What is possible, however, and delightful as well, is to study that handful of vineyards that out-perform on a consistent basis. Vintage after vintage they offer the greatest wines. In these cases, we have to conclude that both the terroir and the cru are working in perfect harmony and at the highest levels. This is the happiest circumstance in winedom, because it represents the pinnacles toward which all other wines, from that region, should aspire. (“From that region” is in italics, because it would be absurd to say of a Burgundy Pinot Noir that it should aspire to be a Sonoma Coast Pinot Noir. And vice versa. Nor does this mean that every Sonoma Coast Pinot Noir should aspire to be, say, a Failla. But every Sonoma Coast Pinot Noir should aspire to be a great Sonoma Coast Pinot Noir.)
I’ll mention just a few of the vineyards that, in my opinion, bring together this fortunate union of terroir and cru. In the Russian River Valley is Williams Selyem’s Estate [formerly Litton Estate] Vineyard. We know from history that this stretch of Westside Road, in the so-called Middle Reach of the valley, is one of the great places to grow Pinot Noir in the New World. It seems to be a combination of the cool, foggy nights and mornings that preserve vital acidity, the days that are so reliably sunny and even warm after the fog burns off by mid-morning, and some quality of the soil, which is very stony. I think also that the vineyard’s location, on slightly sloping ground midway between the higher hills and the sands along the river’s bank, plays a key role. One has to assume, as well, that winemaker Bob Cabral understands his fruit intimately, and owner John Dyson is prepared to make the necessary investments. That is a true coming-together of terroir and cru.

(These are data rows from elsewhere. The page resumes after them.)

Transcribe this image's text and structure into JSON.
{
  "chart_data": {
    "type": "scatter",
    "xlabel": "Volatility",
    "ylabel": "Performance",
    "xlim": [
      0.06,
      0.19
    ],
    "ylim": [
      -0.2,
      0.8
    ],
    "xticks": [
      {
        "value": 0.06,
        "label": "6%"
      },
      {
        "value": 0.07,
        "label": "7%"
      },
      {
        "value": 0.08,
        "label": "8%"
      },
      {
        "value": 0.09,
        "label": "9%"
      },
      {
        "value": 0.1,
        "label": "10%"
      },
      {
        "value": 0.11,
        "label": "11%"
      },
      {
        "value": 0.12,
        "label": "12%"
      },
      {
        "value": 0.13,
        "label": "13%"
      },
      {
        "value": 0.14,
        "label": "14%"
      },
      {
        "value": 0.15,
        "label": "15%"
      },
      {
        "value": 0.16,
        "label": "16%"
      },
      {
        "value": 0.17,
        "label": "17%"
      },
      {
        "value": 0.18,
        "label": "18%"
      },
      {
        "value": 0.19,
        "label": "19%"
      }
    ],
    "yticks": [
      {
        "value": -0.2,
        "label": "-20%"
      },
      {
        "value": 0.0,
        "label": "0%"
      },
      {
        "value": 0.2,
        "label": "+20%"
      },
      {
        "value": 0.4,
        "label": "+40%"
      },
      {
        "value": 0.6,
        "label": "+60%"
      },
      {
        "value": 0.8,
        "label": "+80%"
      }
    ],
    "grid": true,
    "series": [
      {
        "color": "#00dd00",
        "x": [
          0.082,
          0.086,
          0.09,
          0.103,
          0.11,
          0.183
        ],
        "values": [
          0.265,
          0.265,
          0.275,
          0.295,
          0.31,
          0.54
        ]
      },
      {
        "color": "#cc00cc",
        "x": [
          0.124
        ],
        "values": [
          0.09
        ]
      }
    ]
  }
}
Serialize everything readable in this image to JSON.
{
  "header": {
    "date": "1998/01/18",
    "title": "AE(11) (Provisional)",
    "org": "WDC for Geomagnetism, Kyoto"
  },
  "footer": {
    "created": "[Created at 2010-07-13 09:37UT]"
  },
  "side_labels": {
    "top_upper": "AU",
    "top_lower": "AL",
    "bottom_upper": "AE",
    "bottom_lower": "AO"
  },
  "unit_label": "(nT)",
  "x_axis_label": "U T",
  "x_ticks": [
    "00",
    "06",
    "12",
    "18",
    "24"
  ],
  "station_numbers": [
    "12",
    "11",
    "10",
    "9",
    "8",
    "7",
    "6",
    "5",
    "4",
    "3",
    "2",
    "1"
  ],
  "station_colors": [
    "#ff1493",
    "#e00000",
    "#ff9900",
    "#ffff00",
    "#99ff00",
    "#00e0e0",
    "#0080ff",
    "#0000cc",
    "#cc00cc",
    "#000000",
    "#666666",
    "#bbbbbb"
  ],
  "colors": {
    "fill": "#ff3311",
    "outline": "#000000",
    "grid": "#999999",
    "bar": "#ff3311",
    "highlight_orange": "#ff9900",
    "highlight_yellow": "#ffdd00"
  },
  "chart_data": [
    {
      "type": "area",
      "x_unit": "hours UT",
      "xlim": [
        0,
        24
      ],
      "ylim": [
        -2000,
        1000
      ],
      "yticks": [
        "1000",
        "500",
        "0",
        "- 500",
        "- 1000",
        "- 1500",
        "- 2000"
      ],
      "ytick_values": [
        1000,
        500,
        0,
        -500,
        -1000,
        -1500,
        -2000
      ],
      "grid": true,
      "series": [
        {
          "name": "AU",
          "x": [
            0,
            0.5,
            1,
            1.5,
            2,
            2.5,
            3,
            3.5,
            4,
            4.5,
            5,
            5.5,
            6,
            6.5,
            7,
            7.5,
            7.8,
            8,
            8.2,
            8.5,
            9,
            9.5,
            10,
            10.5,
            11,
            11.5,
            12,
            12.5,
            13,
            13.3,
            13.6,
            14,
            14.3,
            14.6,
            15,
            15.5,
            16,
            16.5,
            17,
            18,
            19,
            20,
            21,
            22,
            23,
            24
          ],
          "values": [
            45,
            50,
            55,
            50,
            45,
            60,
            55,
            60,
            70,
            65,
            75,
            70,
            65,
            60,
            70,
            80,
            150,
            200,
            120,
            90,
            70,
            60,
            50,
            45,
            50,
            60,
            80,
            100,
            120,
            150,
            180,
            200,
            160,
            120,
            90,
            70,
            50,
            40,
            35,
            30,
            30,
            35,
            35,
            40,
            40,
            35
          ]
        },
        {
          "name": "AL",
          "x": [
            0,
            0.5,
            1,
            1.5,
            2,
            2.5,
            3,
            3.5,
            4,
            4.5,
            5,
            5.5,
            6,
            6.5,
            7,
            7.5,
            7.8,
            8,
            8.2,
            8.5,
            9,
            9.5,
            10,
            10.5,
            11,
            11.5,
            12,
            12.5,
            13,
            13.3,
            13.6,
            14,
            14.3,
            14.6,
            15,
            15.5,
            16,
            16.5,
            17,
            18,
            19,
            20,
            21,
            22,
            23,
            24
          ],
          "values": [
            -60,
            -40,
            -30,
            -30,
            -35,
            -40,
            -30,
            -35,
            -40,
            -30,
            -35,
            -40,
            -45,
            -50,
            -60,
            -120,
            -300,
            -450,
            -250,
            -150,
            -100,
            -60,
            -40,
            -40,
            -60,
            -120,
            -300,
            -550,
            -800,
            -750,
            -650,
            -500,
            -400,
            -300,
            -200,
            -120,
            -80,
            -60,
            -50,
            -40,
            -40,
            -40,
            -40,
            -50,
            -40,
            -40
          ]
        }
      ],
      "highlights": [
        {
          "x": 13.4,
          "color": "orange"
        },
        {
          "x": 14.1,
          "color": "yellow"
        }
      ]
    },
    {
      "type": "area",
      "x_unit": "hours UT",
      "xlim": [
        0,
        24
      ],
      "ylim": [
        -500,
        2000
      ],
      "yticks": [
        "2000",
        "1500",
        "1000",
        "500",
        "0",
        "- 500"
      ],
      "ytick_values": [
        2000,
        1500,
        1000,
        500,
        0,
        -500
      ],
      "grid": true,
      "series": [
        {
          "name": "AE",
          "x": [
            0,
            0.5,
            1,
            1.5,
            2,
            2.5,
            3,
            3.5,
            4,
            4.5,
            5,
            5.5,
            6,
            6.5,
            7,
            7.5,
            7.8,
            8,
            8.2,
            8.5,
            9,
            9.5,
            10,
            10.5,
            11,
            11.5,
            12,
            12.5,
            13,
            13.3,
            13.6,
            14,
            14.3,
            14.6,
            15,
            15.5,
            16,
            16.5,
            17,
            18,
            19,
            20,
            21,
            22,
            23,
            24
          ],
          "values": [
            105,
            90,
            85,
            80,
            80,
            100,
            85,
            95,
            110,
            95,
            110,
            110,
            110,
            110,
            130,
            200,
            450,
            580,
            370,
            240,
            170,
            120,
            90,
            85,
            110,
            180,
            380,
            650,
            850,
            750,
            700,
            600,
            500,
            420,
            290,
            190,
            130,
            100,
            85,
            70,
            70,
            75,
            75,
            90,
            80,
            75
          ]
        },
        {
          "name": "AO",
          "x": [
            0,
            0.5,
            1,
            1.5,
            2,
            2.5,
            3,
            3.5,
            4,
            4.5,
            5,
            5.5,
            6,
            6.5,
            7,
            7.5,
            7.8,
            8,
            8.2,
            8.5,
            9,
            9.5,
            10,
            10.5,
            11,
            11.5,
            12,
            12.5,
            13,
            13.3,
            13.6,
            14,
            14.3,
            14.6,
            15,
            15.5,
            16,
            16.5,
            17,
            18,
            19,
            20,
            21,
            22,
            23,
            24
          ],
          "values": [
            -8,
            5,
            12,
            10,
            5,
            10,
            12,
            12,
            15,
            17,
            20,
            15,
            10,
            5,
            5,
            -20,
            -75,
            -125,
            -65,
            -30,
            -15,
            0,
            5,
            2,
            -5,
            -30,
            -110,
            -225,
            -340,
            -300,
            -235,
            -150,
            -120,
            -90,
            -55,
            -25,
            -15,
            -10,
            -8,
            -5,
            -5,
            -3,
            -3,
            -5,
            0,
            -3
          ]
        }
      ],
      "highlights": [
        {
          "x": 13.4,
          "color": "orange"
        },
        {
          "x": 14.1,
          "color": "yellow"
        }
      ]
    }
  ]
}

Another great vineyard for Pinot Noir (as well as other varieties) is Bien Nacido, in the Santa Maria Valley. The overall conditions are of a cool climate, with the valley’s well-known transverse orientation bringing chill and overcast moisture in directly from the ocean every night. Here again we have a situation wherein the fog burns off by mid-morning with the reliability of a clock; nor do the daytime temperatures get as warm as, say, in the Middle Reach. Bien Nacido also is famous for the quality of its viticulture. Dozens of wineries buy grapes from the vineyard. Not all are entirely successful. Not all have access to the best blocks, for Bien Nacido is a very big vineyard. Not all bring the most creative cru to the wine’s production. But a Bien Nacido Pinot Noir always is a compelling wine and, more often than not, a great one. Here again, we have the fusion of “nature” and “nurture” it takes to make unforgettable wine.
The best wine book to write in California would be one exploring the state’s greatest wines through the lens of terroir and cru, including the person of the winemaker. Winemakers often say modestly that the wine is made in the vineyard and all they do is accompany it on its journey to the bottle. That’s true in one sense but false in another. Such a book also would explore Prof. Peynaud’s seemingly strange remark that “marketing” is part of the cru. What can this possibly mean? I may write that book someday.